- Episode no.: Season 1 Episode 4
- Directed by: Jeff Myers
- Written by: Tom Kauffman
- Original air date: January 13, 2014
- Running time: 22 minutes

Guest appearances
- Dan Harmon as Kevin as Mr. Marklovich; ; Kari Wahlgren as Cynthia as Jessica; ; Brandon Johnson as Mr. Goldenfold; David Cross as Nebulon;

Episode chronology
| ← Previous "Anatomy Park" | Next → "Meeseeks and Destroy" |
- Rick and Morty season 1

= M. Night Shaym-Aliens! =

"M. Night Shaym-Aliens!" is the fourth episode of the first season of the American science fiction television series Rick and Morty. Directed by Jeff Myers and written by Tom Kauffman, the episode was aired on January 13, 2014. It stars Justin Roiland as both titular characters, Rick Sanchez and Morty Smith, Chris Parnell as Jerry Smith, and Sarah Chalke as Beth Smith. Summer Smith, a series regular voiced by Spencer Grammer, does not appear in the episode.

The title of the episode is a reference to Indian-American filmmaker M. Night Shyamalan and his penchant for twist endings. The episode received positive reviews from critics upon its premiere.

== Plot ==
Aliens hold Rick and Jerry captive in a virtual reality, in an attempt to steal Rick's recipe for Concentrated Dark Matter, which would allow them to travel at higher speeds in outer space. As Rick repeatedly attempts escape with Morty (later revealed to be a simulation), he discovers that there are multiple virtual realities layered on top of each other; each simulation's version of the aliens running the "lower" simulation. In contrast, Jerry—despite numerous system glitches—remains completely oblivious, and continually attempts to sell his advertising slogan for apples.

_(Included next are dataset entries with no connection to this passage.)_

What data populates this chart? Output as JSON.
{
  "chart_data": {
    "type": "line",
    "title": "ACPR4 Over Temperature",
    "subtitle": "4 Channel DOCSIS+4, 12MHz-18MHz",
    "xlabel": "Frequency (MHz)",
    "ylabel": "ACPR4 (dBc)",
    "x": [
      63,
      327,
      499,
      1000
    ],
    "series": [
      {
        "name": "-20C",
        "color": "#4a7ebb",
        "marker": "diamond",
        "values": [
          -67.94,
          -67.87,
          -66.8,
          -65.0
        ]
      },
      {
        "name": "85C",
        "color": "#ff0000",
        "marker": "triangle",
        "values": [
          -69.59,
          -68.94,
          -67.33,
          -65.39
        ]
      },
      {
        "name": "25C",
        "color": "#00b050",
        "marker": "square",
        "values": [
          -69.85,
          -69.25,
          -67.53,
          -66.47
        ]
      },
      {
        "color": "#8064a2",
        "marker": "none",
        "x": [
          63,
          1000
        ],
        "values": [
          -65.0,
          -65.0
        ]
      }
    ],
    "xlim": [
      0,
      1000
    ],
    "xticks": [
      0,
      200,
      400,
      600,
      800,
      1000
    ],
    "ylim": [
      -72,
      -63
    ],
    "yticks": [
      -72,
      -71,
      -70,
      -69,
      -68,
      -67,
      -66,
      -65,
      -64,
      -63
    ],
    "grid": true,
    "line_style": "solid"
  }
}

Rick finally outsmarts the aliens by giving them a fake recipe, who send Rick and Jerry back to Earth. Their ship explodes as they prepare the concoction.

In a post-credits scene, Jerry is fired on the spot after debuting his new advertising slogan in the real world. At night, a drunk Rick enters Morty's room and threatens him with a knife, demanding to know if Morty is a simulation. His earnest terror convinces Rick of his innocence, and Rick apologizes before passing out.

== Reception ==
=== Ratings ===
Upon its airdate, the episode was watched by 1.32 million American viewers.

=== Critical response ===
The first season has an approval rating of 96% on Rotten Tomatoes based on 28 reviews, with an average rating of 8.19 out of 10. The site's critics consensus reads, "Rick and Morty zaps onto screens and makes an instant impression with its vivid splashes of color, improvisational voice acting, and densely-plotted science fiction escapades -- bringing a surprising amount of heart to a cosmically heartless premise." Joe Matar of Den of Geek praised the role Jerry's character had in the episode, saying "This episode manages to give a good bit of insight into what an utter sad sack Jerry is that his best day ever took place in a low-functioning simulation. It's nice to see an episode give over a significant portion of its focus to another member of Rick and Morty's family and for it to hold up as well as the main, crazy, action-y, sci-fi portion."

Zack Handlen of The A.V. Club also commented on Jerry's appearances, saying "Jerry's story, in which the schlub manages to have the best day of his life inside a simulation operating at five percent processing speed, isn't the same kind of entertaining, but it fits the character well. The mix of dark, existential comedy (Jerry is so pathetic that sex with a duplicate of his wife that doesn't even take off its clothes or move is somehow the best sex of his life) and computer glitch jokes works well, and it's impressive to watch such a complex balance of reference and humor still manage to be character-based." Corey Plante of Inverse wrote that "[t]his horrific, tenuous push and pull of intimacy mixed with malignant alcoholism and abuse pervades throughout the entire show as one of its defining features, and nowhere is it more firmly established than in 'M. Night Shaym-Aliens!' But when it comes to the sci-fi gimmicks, they're all better used in future episodes."